L’épargne des Français s’apprête à connaître un nouveau tournant. Alors que le placement préféré des ménages vient de voir son rendement augmenter cet été, les premières estimations laissent entrevoir une nouvelle progression dans les mois à venir. Cette perspective s’inscrit dans un contexte économique marqué par une inflation persistante et des décisions monétaires européennes qui influencent directement la rémunération de l’épargne réglementée.
Un mécanisme de révision bien rodé
La Banque de France procède à un réexamen du rendement deux fois par an. Le gouverneur de l’institution effectue ces ajustements à des dates précises : mi-janvier pour une application au 1er février, et mi-juillet pour une mise en œuvre au 1er août.
Le processus habituel prévoit que la Banque de France réalise les calculs nécessaires. Le ministère de l’Économie intervient ensuite pour valider cette proposition ou appliquer une dérogation. Cette mécanique a d’ailleurs conduit à une augmentation de 1,5% à 1,7% au 1er août 2026.
La formule mathématique appliquée
Le calcul repose sur une moyenne arithmétique entre deux indicateurs économiques. D’un côté, l’€STR sur une période de six mois. De l’autre, la moyenne semestrielle de l’inflation hors tabac en glissement annuel, données que l’Insee publie régulièrement.
Des règles strictes encadrent le résultat final. Le chiffre obtenu est arrondi au dixième de point supérieur. Un taux plancher de 0,5% s’applique si le résultat se situe en dessous de ce seuil.
L’inflation redémarre à la hausse
L’Insee a diffusé une inflation provisoire de 2,1% pour juillet.
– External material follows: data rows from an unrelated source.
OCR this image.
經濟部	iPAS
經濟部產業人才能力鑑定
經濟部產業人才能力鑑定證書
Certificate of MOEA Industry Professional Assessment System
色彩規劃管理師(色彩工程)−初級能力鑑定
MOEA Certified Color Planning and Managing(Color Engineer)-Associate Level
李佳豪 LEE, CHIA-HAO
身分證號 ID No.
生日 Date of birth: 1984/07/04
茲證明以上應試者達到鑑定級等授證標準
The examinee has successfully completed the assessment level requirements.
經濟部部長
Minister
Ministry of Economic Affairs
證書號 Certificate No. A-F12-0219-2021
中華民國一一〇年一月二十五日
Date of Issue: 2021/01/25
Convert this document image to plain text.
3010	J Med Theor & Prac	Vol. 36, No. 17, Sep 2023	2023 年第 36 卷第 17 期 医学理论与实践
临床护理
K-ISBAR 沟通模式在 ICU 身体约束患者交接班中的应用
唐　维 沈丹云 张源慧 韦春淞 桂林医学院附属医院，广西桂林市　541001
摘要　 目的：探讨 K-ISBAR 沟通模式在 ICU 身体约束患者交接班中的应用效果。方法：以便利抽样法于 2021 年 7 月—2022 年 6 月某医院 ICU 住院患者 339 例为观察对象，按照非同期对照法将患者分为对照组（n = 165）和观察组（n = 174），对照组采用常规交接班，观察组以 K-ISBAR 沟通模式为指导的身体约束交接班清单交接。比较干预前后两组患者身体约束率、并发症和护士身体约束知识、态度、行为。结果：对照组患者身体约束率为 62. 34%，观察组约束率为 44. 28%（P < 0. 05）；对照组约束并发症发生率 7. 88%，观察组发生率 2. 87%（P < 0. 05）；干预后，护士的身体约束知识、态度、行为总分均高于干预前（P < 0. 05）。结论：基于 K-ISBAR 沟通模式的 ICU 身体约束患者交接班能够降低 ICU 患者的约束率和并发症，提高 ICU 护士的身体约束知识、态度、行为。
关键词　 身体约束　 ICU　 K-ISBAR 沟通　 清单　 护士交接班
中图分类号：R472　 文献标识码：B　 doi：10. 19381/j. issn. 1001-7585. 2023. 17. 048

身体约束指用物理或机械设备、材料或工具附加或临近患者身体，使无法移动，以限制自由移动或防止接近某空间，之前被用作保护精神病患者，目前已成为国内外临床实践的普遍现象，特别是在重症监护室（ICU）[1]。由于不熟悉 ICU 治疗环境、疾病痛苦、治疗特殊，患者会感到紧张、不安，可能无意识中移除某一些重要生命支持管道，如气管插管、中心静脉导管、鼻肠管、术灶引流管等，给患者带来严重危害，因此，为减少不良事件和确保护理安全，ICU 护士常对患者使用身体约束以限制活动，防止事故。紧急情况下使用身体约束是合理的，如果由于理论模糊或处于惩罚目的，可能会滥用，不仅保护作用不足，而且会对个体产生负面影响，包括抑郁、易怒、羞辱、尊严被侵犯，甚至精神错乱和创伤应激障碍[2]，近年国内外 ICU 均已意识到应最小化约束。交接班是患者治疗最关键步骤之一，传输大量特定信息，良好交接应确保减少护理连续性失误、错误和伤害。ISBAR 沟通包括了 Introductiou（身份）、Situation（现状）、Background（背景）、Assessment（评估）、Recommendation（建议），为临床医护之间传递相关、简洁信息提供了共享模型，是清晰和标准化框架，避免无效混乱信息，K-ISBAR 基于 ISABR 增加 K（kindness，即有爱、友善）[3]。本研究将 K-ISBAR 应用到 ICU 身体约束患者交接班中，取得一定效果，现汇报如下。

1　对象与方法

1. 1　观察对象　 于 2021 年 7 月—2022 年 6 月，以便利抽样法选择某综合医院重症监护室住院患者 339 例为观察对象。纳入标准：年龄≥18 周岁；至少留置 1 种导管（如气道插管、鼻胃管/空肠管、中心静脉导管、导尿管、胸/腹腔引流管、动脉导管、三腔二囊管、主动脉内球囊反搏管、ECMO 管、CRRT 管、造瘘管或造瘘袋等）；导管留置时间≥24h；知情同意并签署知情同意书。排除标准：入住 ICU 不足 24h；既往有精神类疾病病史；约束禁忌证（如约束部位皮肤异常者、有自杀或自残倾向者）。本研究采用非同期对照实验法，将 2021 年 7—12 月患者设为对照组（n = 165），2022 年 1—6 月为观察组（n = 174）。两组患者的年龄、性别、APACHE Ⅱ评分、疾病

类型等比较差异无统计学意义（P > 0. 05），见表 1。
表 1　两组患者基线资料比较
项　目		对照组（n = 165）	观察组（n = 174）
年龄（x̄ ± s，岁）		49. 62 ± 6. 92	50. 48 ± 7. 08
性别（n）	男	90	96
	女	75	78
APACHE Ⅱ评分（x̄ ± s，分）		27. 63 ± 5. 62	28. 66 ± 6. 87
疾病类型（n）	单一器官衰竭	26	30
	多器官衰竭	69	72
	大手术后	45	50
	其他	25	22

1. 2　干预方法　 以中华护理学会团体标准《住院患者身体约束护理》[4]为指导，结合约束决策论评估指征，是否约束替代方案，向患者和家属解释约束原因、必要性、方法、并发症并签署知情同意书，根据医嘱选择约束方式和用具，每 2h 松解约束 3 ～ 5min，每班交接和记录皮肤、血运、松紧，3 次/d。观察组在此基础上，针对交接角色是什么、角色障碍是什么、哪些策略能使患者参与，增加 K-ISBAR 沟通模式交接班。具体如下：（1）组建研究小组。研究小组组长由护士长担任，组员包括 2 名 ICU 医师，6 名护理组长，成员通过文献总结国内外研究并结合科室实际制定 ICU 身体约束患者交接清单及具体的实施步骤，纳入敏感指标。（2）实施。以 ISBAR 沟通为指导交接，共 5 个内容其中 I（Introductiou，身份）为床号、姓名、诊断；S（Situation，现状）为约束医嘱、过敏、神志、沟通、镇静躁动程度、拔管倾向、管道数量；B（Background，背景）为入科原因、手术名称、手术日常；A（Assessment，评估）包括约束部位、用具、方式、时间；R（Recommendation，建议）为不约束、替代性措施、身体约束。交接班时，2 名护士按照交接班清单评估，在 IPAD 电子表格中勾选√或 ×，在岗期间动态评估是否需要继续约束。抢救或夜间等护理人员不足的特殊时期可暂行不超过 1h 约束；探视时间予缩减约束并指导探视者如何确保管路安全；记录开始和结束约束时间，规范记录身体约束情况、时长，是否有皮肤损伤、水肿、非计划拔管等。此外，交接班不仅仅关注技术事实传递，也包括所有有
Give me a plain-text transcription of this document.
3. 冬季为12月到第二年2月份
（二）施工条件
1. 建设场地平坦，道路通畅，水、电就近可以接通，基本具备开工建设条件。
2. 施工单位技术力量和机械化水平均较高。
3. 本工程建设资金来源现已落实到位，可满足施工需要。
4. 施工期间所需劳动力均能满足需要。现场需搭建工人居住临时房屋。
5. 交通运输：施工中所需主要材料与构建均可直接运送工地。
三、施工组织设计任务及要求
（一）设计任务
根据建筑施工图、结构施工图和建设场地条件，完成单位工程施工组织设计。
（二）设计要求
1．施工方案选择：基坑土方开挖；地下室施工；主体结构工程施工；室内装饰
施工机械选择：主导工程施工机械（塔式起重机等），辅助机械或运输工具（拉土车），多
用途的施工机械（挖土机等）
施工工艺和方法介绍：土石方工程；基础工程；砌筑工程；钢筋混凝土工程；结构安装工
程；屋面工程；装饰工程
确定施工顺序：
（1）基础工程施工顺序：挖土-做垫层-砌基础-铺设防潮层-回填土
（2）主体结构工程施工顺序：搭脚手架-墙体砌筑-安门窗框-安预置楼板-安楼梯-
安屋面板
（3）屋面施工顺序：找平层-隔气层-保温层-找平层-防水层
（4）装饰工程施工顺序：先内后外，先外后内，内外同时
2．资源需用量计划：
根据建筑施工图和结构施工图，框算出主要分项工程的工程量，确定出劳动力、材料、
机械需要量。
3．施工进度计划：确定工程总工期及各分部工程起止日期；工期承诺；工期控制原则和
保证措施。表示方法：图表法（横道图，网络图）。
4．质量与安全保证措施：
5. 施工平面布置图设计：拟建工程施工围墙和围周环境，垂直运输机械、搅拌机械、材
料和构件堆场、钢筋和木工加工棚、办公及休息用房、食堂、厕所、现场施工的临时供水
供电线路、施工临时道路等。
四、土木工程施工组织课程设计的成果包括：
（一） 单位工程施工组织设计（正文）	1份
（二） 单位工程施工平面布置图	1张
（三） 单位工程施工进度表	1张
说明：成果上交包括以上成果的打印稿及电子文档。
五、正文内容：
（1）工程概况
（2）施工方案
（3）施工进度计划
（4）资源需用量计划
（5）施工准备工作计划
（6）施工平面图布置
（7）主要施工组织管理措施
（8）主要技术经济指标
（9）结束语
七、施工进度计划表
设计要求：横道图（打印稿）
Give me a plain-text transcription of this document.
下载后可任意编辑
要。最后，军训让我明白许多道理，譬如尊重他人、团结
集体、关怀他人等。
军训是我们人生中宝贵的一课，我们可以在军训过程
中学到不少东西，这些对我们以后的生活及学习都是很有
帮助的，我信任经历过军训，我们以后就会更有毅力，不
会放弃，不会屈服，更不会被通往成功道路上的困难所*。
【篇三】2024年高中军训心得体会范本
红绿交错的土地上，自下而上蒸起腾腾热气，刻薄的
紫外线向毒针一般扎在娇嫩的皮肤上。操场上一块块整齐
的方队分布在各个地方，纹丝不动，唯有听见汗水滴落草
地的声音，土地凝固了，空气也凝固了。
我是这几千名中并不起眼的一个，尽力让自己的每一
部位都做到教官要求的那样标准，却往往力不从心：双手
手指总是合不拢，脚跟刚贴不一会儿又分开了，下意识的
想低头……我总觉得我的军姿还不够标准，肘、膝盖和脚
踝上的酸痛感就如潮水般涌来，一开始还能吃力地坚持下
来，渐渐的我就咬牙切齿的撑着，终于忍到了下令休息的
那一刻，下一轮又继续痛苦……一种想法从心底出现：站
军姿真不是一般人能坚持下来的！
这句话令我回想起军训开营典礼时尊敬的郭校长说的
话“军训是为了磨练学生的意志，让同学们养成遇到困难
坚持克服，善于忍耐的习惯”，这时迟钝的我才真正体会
Les prévisions de l’institut statistique anticipent une progression jusqu’à 2,7% en décembre 2026. Cette dynamique s’explique par les variations des prix du pétrole et de l’énergie observées au printemps et durant l’été.
Si ces projections se confirment, la moyenne semestrielle de l’indice des prix à la consommation hors tabac du second semestre 2026 devrait osciller entre 2,3% et 2,4%. Les analystes penchent plutôt vers 2,4% pour cette période.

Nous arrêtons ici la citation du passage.